Témoignages de conseillers financiers et études révèlent que les femmes investissent d’une manière plus ciblée. Pour elles, l’investissement est toujours un moyen d’atteindre un objectif précis, comme la constitution d’une épargne pour financer les études des enfants ou d’une pension, alors que les hommes sont plus susceptibles d’investir pour le plaisir. Or se fixer un objectif permet de prendre davantage de distance sur le plan émotionnel. D’après le profil de risque que les banques sont tenues d’établir pour chaque client, les femmes sont plus nombreuses à relever des catégories conservatrice ou prudente, alors que les hommes se qualifient plus volontiers de moyennement dynamiques à dynamiques. Les portefeuilles d’investissement ne disent pas autre chose: ceux qui se déclinent au féminin se composent à près de 70% de cash et d’actifs liquides, contre 60% pour ceux des hommes.

Une aversion marquée au risque n’est pas toujours une bonne chose, surtout quand on dispose d’un horizon long. Ces messieurs investissent une part beaucoup plus importante de leurs avoirs que les femmes, et se lancent également plus tôt dans l’aventure ; ils disposent donc, à terme, d’un portefeuille plus important, même si sa rentabilité est moins élevée.
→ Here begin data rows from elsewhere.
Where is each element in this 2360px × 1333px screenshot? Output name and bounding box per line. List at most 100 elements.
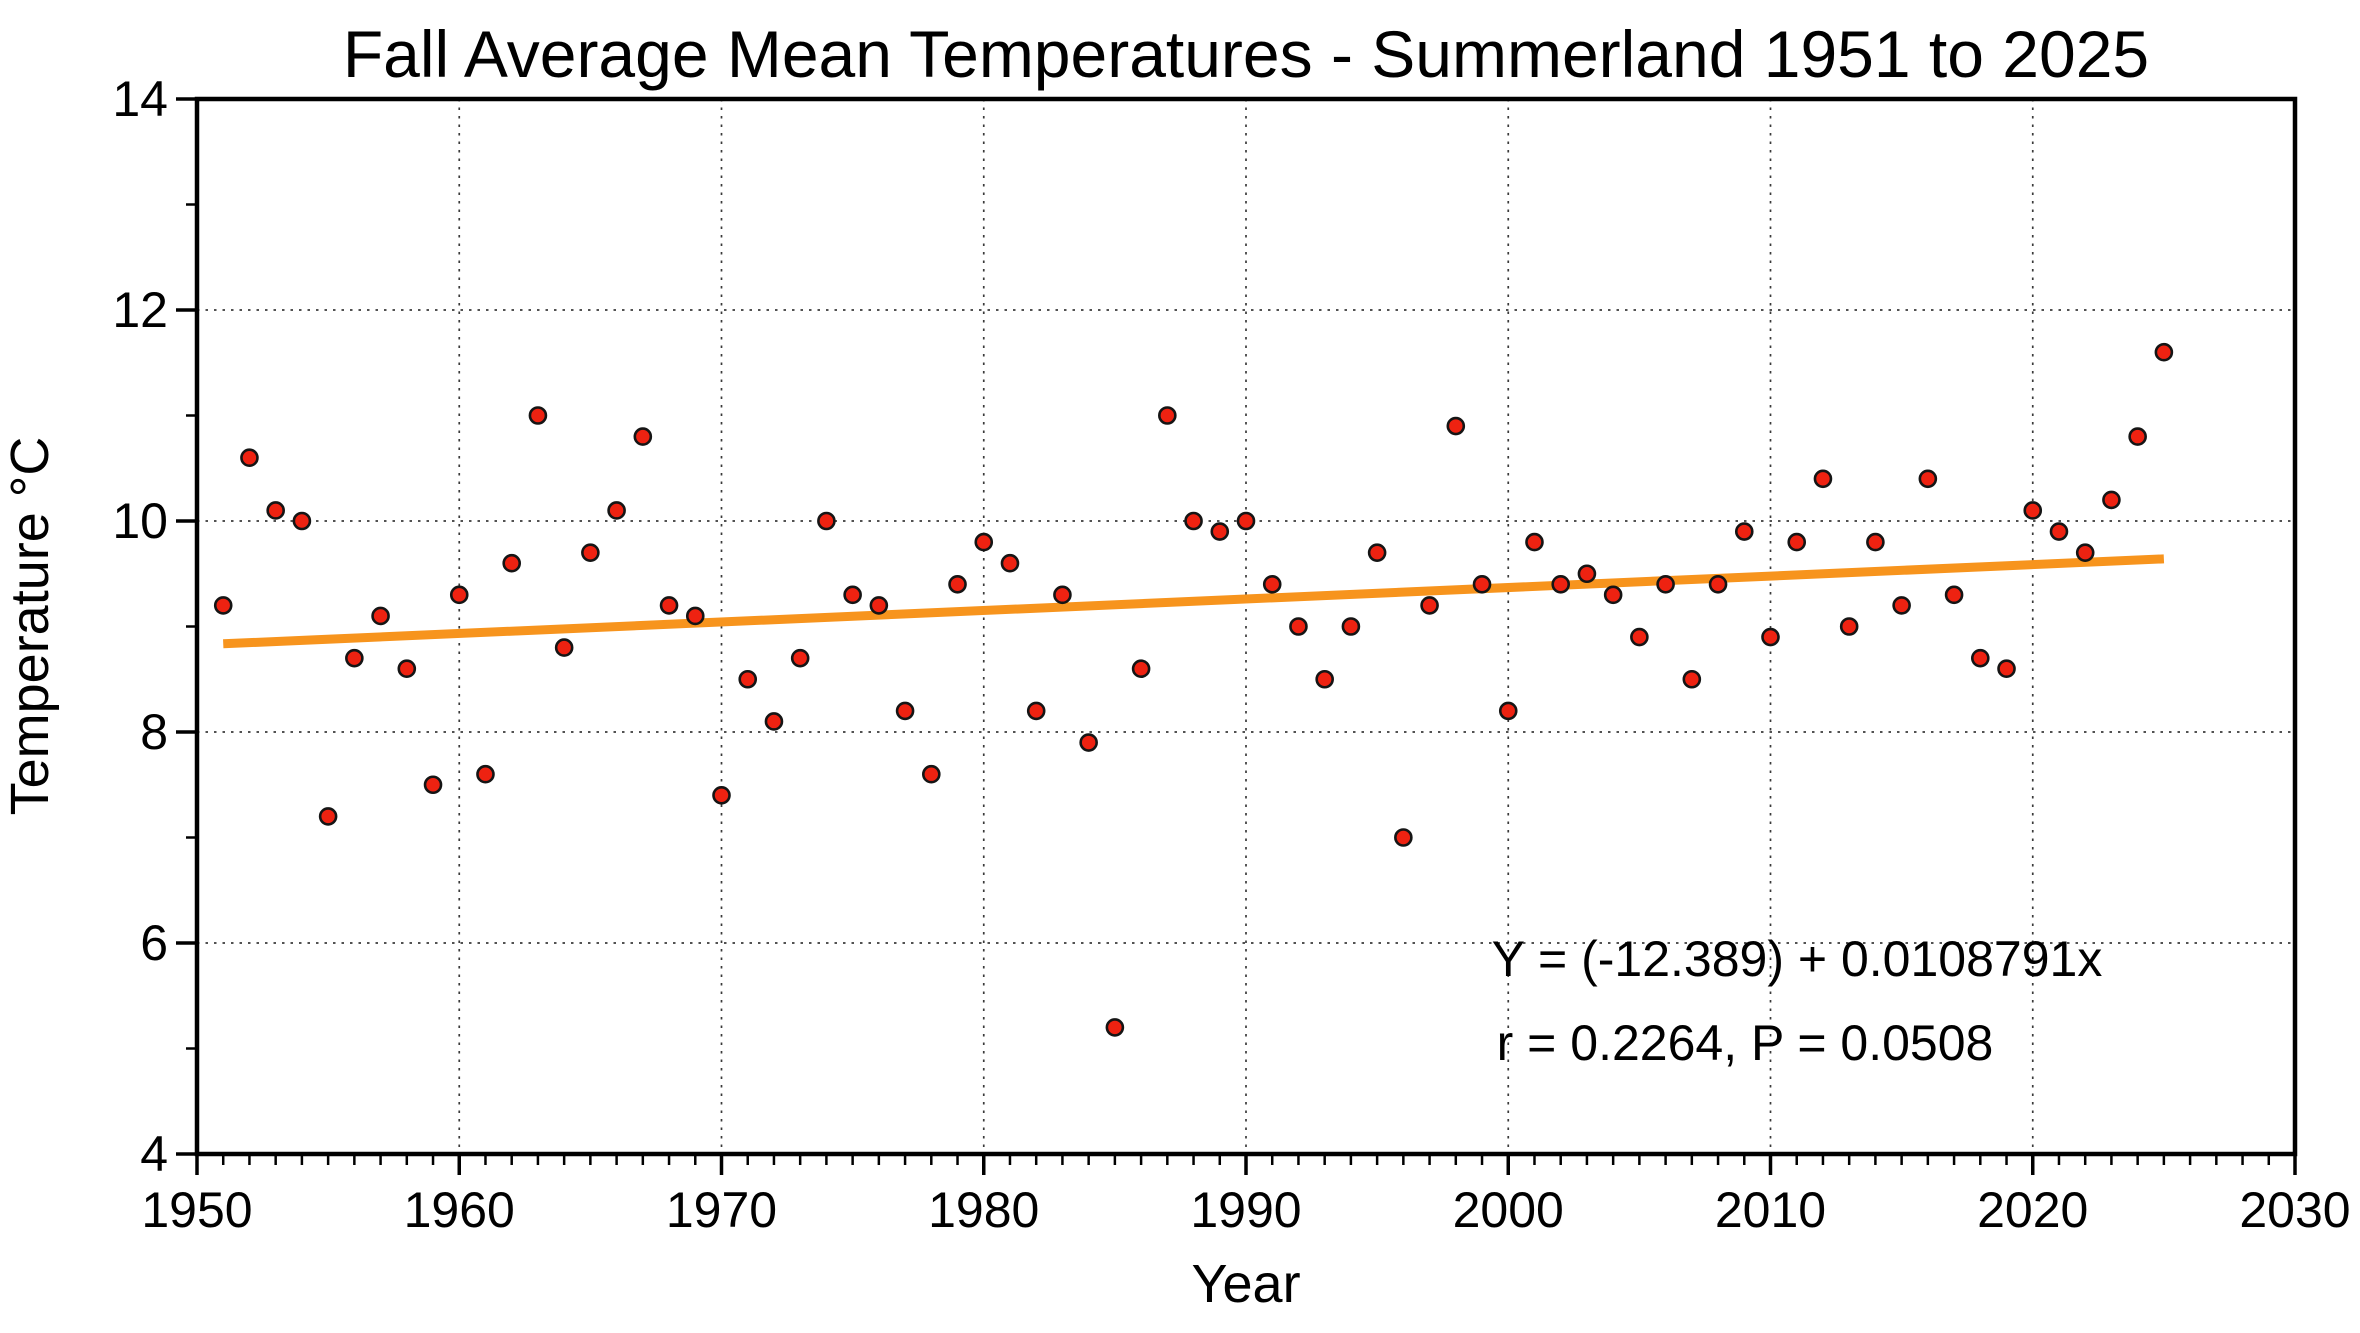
data-point [554,638,574,657]
data-point [843,585,862,605]
data-point [1289,617,1308,636]
data-point [1053,585,1072,605]
data-point [1079,733,1098,752]
data-point [1158,406,1177,425]
data-point [1944,585,1964,605]
data-point [266,501,285,520]
data-point [502,553,522,573]
data-point [1866,532,1885,552]
y-tick-label: 12 [112,282,168,338]
data-point [1394,828,1413,847]
x-tick-label: 2000 [1453,1182,1564,1238]
y-axis-label: Temperature °C [0,437,60,816]
data-point [423,775,443,795]
plot-frame [194,96,2298,1157]
data-point [1577,564,1597,584]
data-point [948,574,967,594]
x-tick-label: 2020 [1977,1182,2088,1238]
axis-tick-labels: 1950 1960 1970 1980 1990 2000 2010 2020 2030 4 6 8 1… [112,71,2350,1238]
x-tick-label: 1950 [141,1182,252,1238]
data-point [1734,522,1754,541]
x-tick-label: 2010 [1715,1182,1826,1238]
data-point [921,764,941,784]
data-point [1367,543,1387,562]
data-point [1551,574,1570,594]
regression-equation: Y = (-12.389) + 0.0108791x [1492,931,2103,987]
data-point [476,764,495,784]
data-point [1472,574,1492,594]
data-point [371,606,390,626]
data-point [1892,596,1911,615]
data-point [685,606,705,626]
gridlines [197,99,2295,1154]
data-points [213,342,2174,1037]
data-point [1026,701,1046,721]
data-point [1708,574,1728,594]
y-tick-label: 14 [112,71,168,127]
data-point [2154,342,2174,362]
data-point [1839,617,1859,636]
data-point [1420,596,1439,615]
data-point [1971,648,1990,668]
x-tick-label: 2030 [2239,1182,2350,1238]
data-point [1315,669,1334,689]
data-point [738,669,758,689]
y-tick-label: 8 [140,704,168,760]
data-point [659,596,679,615]
data-point [292,511,312,531]
data-point [2023,501,2043,520]
data-point [1603,585,1623,605]
data-point [1131,659,1151,679]
regression-stats: r = 0.2264, P = 0.0508 [1497,1015,1994,1071]
data-point [1997,659,2016,679]
x-tick-label: 1980 [928,1182,1039,1238]
data-point [712,785,731,805]
y-tick-label: 4 [140,1126,168,1182]
chart-title: Fall Average Mean Temperatures - Summerl… [343,17,2149,91]
data-point [764,712,784,731]
data-point [1262,574,1282,594]
y-tick-label: 6 [140,915,168,971]
data-point [449,585,469,605]
data-point [1105,1018,1125,1037]
y-tick-label: 10 [112,493,168,549]
data-point [240,448,259,468]
data-point [790,648,810,668]
data-point [895,701,915,721]
data-point [1236,511,1256,531]
data-point [2102,490,2121,510]
data-point [1656,574,1675,594]
data-point [1787,532,1807,552]
data-point [1184,511,1203,531]
data-point [1210,522,1230,541]
data-point [817,511,836,531]
data-point [607,501,626,520]
data-point [1446,416,1466,436]
data-point [1000,553,1020,573]
data-point [1498,701,1518,721]
data-point [1918,469,1938,489]
trend-line [223,554,2165,649]
data-point [581,543,600,562]
data-point [633,427,653,446]
data-point [1525,532,1544,552]
data-point [869,596,889,615]
data-point [1630,627,1649,647]
data-point [528,406,548,425]
data-point [213,596,233,615]
data-point [1682,669,1702,689]
x-tick-label: 1990 [1190,1182,1301,1238]
x-tick-label: 1960 [404,1182,515,1238]
data-point [1761,627,1780,647]
data-point [1813,469,1833,489]
data-point [2049,522,2069,541]
data-point [2075,543,2095,562]
data-point [345,648,364,668]
data-point [1341,617,1361,636]
data-point [318,807,338,826]
data-point [2128,427,2147,446]
data-point [974,532,994,552]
En fuyant les produits volatils, comme les actions, les femmes se privent d’une source de rendement certaine sur le long terme.

Bref, une moitié de l’humanité ferait bien de se montrer un peu moins téméraire et de réfréner son envie d’agir, alors que l’autre gagnerait à se faire davantage confiance, à commencer à investir plus tôt et à ne pas faire preuve d’une trop grande aversion au risque.